Camel wool is a strong, shiny, smooth, warm and at the same time light fabric. Material of choice for coats and jackets, but also suitable for scarves and sweaters, the best quality natural camel comes from the coat of animals called double-humped "Bactrians" found in Central Asia and raised in nature.
The legendary presence of this strange animal has accompanied man over the millennia. A favourite means of transport for centuries, the camel has marked the history of entire populations along the exotic trade routes between Asia, Africa and Europe. Camel yarn has been documented in the West since the 17th century but only in the 1800s did it suddenly became popular within the borders of the British Empire thanks to the diffusion of horse polo, a sport that was very widespread at the time and for which camel wool jackets worn by players become a symbol of noble elegance even off the playing field. Even today, clothes made of camel wool are worn by desert nomads to protect themselves from both the heat and the cold. Over the centuries the yarn has seen multiple practical uses but its rarest and finest form is intended for the creation of precious garments. For Malo it is about timeless jackets and coats, hand-embroidered sweaters and scarves, refined specialties made by the most experienced craftsmen.
Unlike most camels, which are short-haired, Bactrian camels are known for their large twin humps and long, shiny coat. A distinctive feature of this type of wool is that it is not obtained by shearing or plucking, but collected when the animal sheds its coat. During the moulting period, in spring, the younger animals are brushed, both the outer layer and the undercoat are collected and only later, by combing, the coarser hairs are separated from the finer and more valuable ones.
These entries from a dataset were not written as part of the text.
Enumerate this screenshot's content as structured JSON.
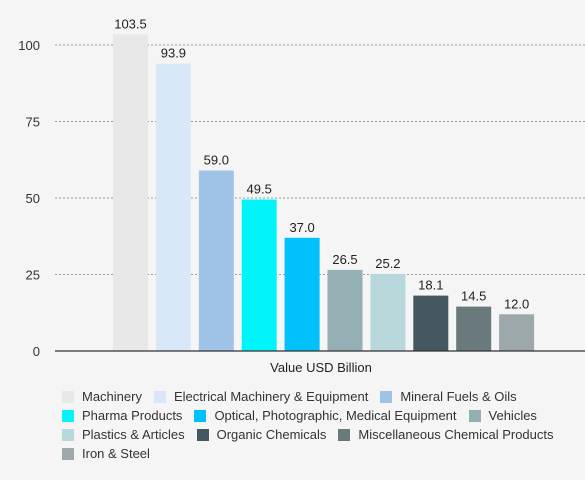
{
  "chart_data": {
    "type": "bar",
    "xlabel": "Value USD Billion",
    "ylabel": "",
    "ylim": [
      0,
      100
    ],
    "yticks": [
      "0",
      "25",
      "50",
      "75",
      "100"
    ],
    "grid": "horizontal dashed",
    "legend_placement": "bottom",
    "series": [
      {
        "name": "Machinery",
        "value": 103.5,
        "label": "103.5",
        "color": "#e8e8e8"
      },
      {
        "name": "Electrical Machinery & Equipment",
        "value": 93.9,
        "label": "93.9",
        "color": "#d9e8f8"
      },
      {
        "name": "Mineral Fuels & Oils",
        "value": 59.0,
        "label": "59.0",
        "color": "#9ec3e6"
      },
      {
        "name": "Pharma Products",
        "value": 49.5,
        "label": "49.5",
        "color": "#00f5fb"
      },
      {
        "name": "Optical, Photographic, Medical Equipment",
        "value": 37.0,
        "label": "37.0",
        "color": "#00c1fb"
      },
      {
        "name": "Vehicles",
        "value": 26.5,
        "label": "26.5",
        "color": "#94b0b4"
      },
      {
        "name": "Plastics & Articles",
        "value": 25.2,
        "label": "25.2",
        "color": "#b9d8dc"
      },
      {
        "name": "Organic Chemicals",
        "value": 18.1,
        "label": "18.1",
        "color": "#455760"
      },
      {
        "name": "Miscellaneous Chemical Products",
        "value": 14.5,
        "label": "14.5",
        "color": "#6a7a7c"
      },
      {
        "name": "Iron & Steel",
        "value": 12.0,
        "label": "12.0",
        "color": "#9ca8a9"
      }
    ]
  }
}
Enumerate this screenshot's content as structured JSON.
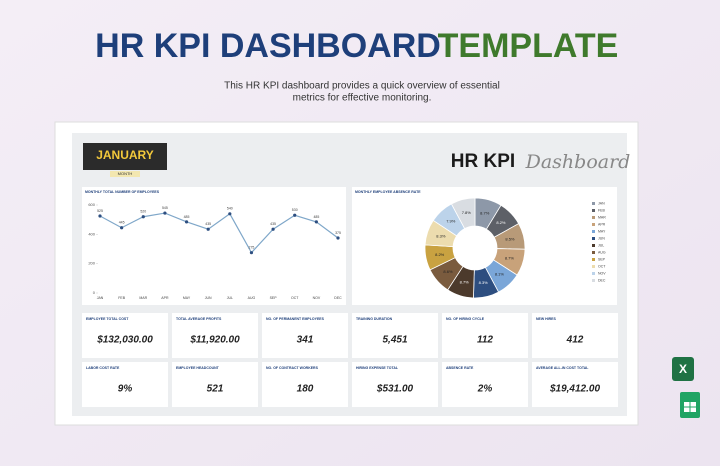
{
  "header": {
    "title_left": "HR KPI DASHBOARD",
    "title_right": "TEMPLATE",
    "subtitle_lines": [
      "This HR KPI dashboard provides a quick overview of essential",
      "metrics for effective monitoring."
    ]
  },
  "dashboard": {
    "month": "JANUARY",
    "month_caption": "MONTH",
    "brand": "HR KPI",
    "brand_script": "Dashboard",
    "cards": [
      {
        "label": "EMPLOYEE TOTAL COST",
        "value": "$132,030.00"
      },
      {
        "label": "TOTAL AVERAGE PROFITS",
        "value": "$11,920.00"
      },
      {
        "label": "NO. OF PERMANENT EMPLOYEES",
        "value": "341"
      },
      {
        "label": "TRAINING DURATION",
        "value": "5,451"
      },
      {
        "label": "NO. OF HIRING CYCLE",
        "value": "112"
      },
      {
        "label": "NEW HIRES",
        "value": "412"
      },
      {
        "label": "LABOR COST RATE",
        "value": "9%"
      },
      {
        "label": "EMPLOYEE HEADCOUNT",
        "value": "521"
      },
      {
        "label": "NO. OF CONTRACT WORKERS",
        "value": "180"
      },
      {
        "label": "HIRING EXPENSE TOTAL",
        "value": "$531.00"
      },
      {
        "label": "ABSENCE RATE",
        "value": "2%"
      },
      {
        "label": "AVERAGE ALL-IN COST TOTAL",
        "value": "$19,412.00"
      }
    ]
  },
  "chart_data": [
    {
      "type": "line",
      "title": "MONTHLY TOTAL NUMBER OF EMPLOYEES",
      "categories": [
        "JAN",
        "FEB",
        "MAR",
        "APR",
        "MAY",
        "JUN",
        "JUL",
        "AUG",
        "SEP",
        "OCT",
        "NOV",
        "DEC"
      ],
      "values": [
        525,
        445,
        520,
        545,
        485,
        435,
        540,
        275,
        435,
        530,
        485,
        375
      ],
      "color": "#7fa7c9",
      "ylim": [
        0,
        600
      ],
      "yticks": [
        0,
        200,
        400,
        600
      ]
    },
    {
      "type": "pie",
      "title": "MONTHLY EMPLOYEE ABSENCE RATE",
      "categories": [
        "JAN",
        "FEB",
        "MAR",
        "APR",
        "MAY",
        "JUN",
        "JUL",
        "AUG",
        "SEP",
        "OCT",
        "NOV",
        "DEC"
      ],
      "values": [
        8.7,
        8.2,
        8.5,
        8.7,
        8.1,
        8.3,
        8.7,
        8.6,
        8.2,
        8.3,
        7.9,
        7.8
      ],
      "value_labels": [
        "8.7%",
        "8.2%",
        "8.5%",
        "8.7%",
        "8.1%",
        "8.3%",
        "8.7%",
        "8.6%",
        "8.2%",
        "8.3%",
        "7.9%",
        "7.8%"
      ],
      "colors": [
        "#8d98a8",
        "#5d6067",
        "#b89a78",
        "#c8a27a",
        "#7aa6d8",
        "#2d4e80",
        "#4c3a2c",
        "#7a5b3e",
        "#c9a241",
        "#ecdcae",
        "#bcd3ea",
        "#d9dde2"
      ]
    }
  ]
}
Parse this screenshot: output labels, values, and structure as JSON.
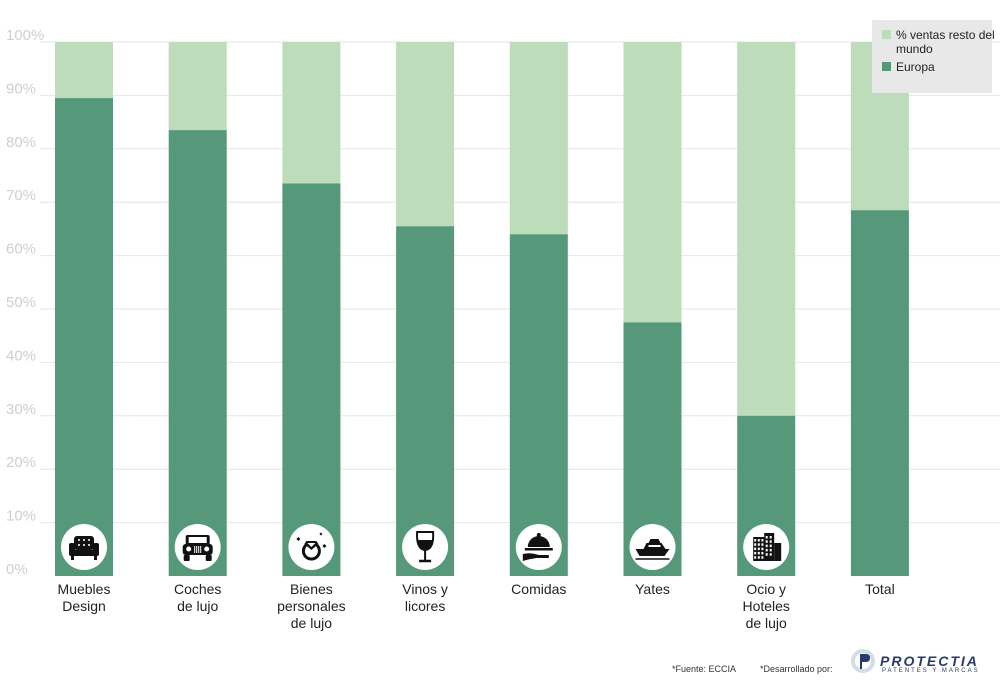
{
  "chart_data": {
    "type": "bar",
    "stacked": true,
    "categories": [
      [
        "Muebles",
        "Design"
      ],
      [
        "Coches",
        "de lujo"
      ],
      [
        "Bienes",
        "personales",
        "de lujo"
      ],
      [
        "Vinos y",
        "licores"
      ],
      [
        "Comidas"
      ],
      [
        "Yates"
      ],
      [
        "Ocio y",
        "Hoteles",
        "de lujo"
      ],
      [
        "Total"
      ]
    ],
    "category_icons": [
      "armchair-icon",
      "vintage-car-icon",
      "diamond-ring-icon",
      "wine-glass-icon",
      "cloche-icon",
      "yacht-icon",
      "hotel-building-icon",
      null
    ],
    "series": [
      {
        "name": "Europa",
        "values": [
          89.5,
          83.5,
          73.5,
          65.5,
          64,
          47.5,
          30,
          68.5
        ],
        "color": "#55987a"
      },
      {
        "name": "% ventas resto del mundo",
        "values": [
          10.5,
          16.5,
          26.5,
          34.5,
          36,
          52.5,
          70,
          31.5
        ],
        "color": "#bddcba"
      }
    ],
    "yticks": [
      "0%",
      "10%",
      "20%",
      "30%",
      "40%",
      "50%",
      "60%",
      "70%",
      "80%",
      "90%",
      "100%"
    ],
    "ylim": [
      0,
      100
    ],
    "grid": true,
    "legend": {
      "placement": "top-right"
    },
    "title": "",
    "xlabel": "",
    "ylabel": ""
  },
  "legend_labels": {
    "rest": "% ventas resto del mundo",
    "europe": "Europa"
  },
  "footer": {
    "source": "*Fuente: ECCIA",
    "developed": "*Desarrollado por:"
  },
  "logo": {
    "name": "PROTECTIA",
    "tagline": "PATENTES Y MARCAS"
  }
}
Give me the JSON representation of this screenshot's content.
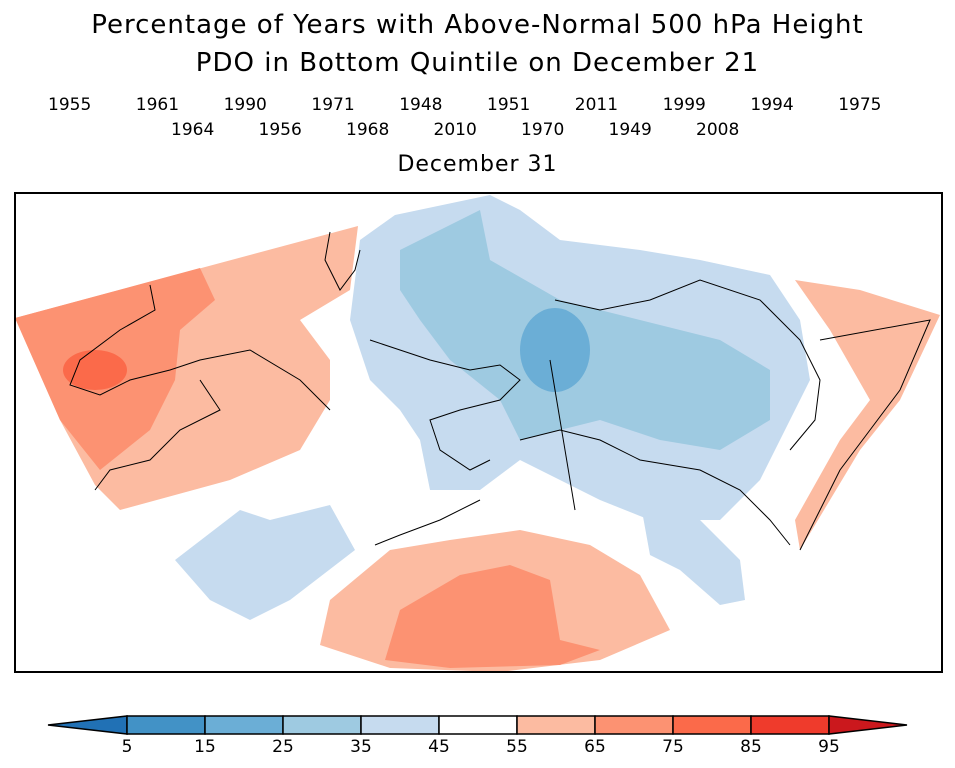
{
  "title_line1": "Percentage of Years with Above-Normal 500 hPa Height",
  "title_line2": "PDO in Bottom Quintile on December 21",
  "years_row1": [
    "1955",
    "1961",
    "1990",
    "1971",
    "1948",
    "1951",
    "2011",
    "1999",
    "1994",
    "1975"
  ],
  "years_row2": [
    "1964",
    "1956",
    "1968",
    "2010",
    "1970",
    "1949",
    "2008"
  ],
  "subtitle": "December 31",
  "colorbar": {
    "labels": [
      "5",
      "15",
      "25",
      "35",
      "45",
      "55",
      "65",
      "75",
      "85",
      "95"
    ],
    "colors": {
      "below_5": "#2171b5",
      "5_15": "#4292c6",
      "15_25": "#6baed6",
      "25_35": "#9ecae1",
      "35_45": "#c6dbef",
      "45_55": "#ffffff",
      "55_65": "#fcbba1",
      "65_75": "#fc9272",
      "75_85": "#fb6a4a",
      "85_95": "#ef3b2c",
      "above_95": "#cb181d"
    }
  }
}
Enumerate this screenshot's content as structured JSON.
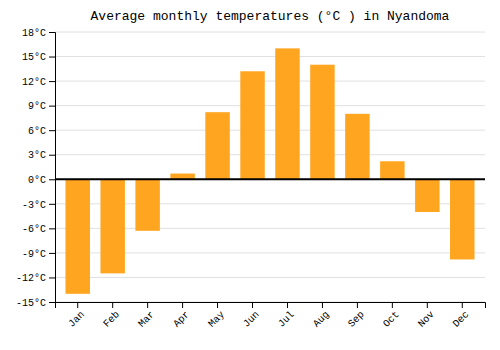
{
  "chart_data": {
    "type": "bar",
    "title": "Average monthly temperatures (°C ) in Nyandoma",
    "categories": [
      "Jan",
      "Feb",
      "Mar",
      "Apr",
      "May",
      "Jun",
      "Jul",
      "Aug",
      "Sep",
      "Oct",
      "Nov",
      "Dec"
    ],
    "values": [
      -14,
      -11.5,
      -6.3,
      0.7,
      8.2,
      13.2,
      16.0,
      14.0,
      8.0,
      2.2,
      -4.0,
      -9.8
    ],
    "color": "#FFA520",
    "ylim": [
      -15,
      18
    ],
    "yticks": [
      {
        "value": -15,
        "label": "-15°C"
      },
      {
        "value": -12,
        "label": "-12°C"
      },
      {
        "value": -9,
        "label": "-9°C"
      },
      {
        "value": -6,
        "label": "-6°C"
      },
      {
        "value": -3,
        "label": "-3°C"
      },
      {
        "value": 0,
        "label": "0°C"
      },
      {
        "value": 3,
        "label": "3°C"
      },
      {
        "value": 6,
        "label": "6°C"
      },
      {
        "value": 9,
        "label": "9°C"
      },
      {
        "value": 12,
        "label": "12°C"
      },
      {
        "value": 15,
        "label": "15°C"
      },
      {
        "value": 18,
        "label": "18°C"
      }
    ],
    "grid": true
  }
}
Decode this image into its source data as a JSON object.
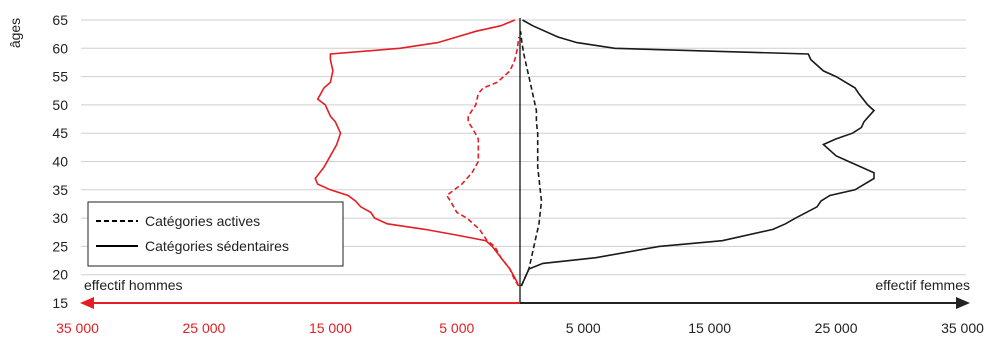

Camel is a material that, if worked in an artisanal way, keeps its extraordinary natural qualities, including its colour. The yarn in its most precious form has the appearance of a golden tan with shades ranging from red to light brown without the need for dyes, the beauty of these fabrics lying precisely in the characteristic colour. Camel wool is also very warm but breathable, the youngest wild specimens giving a very modest and therefore precious yield, only about 700 grams per year, and the fabric obtained is particularly soft and warm, the most valuable according to the methods of classification.
Washing and care
In order for a camel garment to remain unchanged over time it should preferably be washed by hand using only mild surfactant-free soaps. Always avoid fabric softeners. The washed garments should be laid on a dry towel so as to preserve their shape and left to dry if possible in the open air.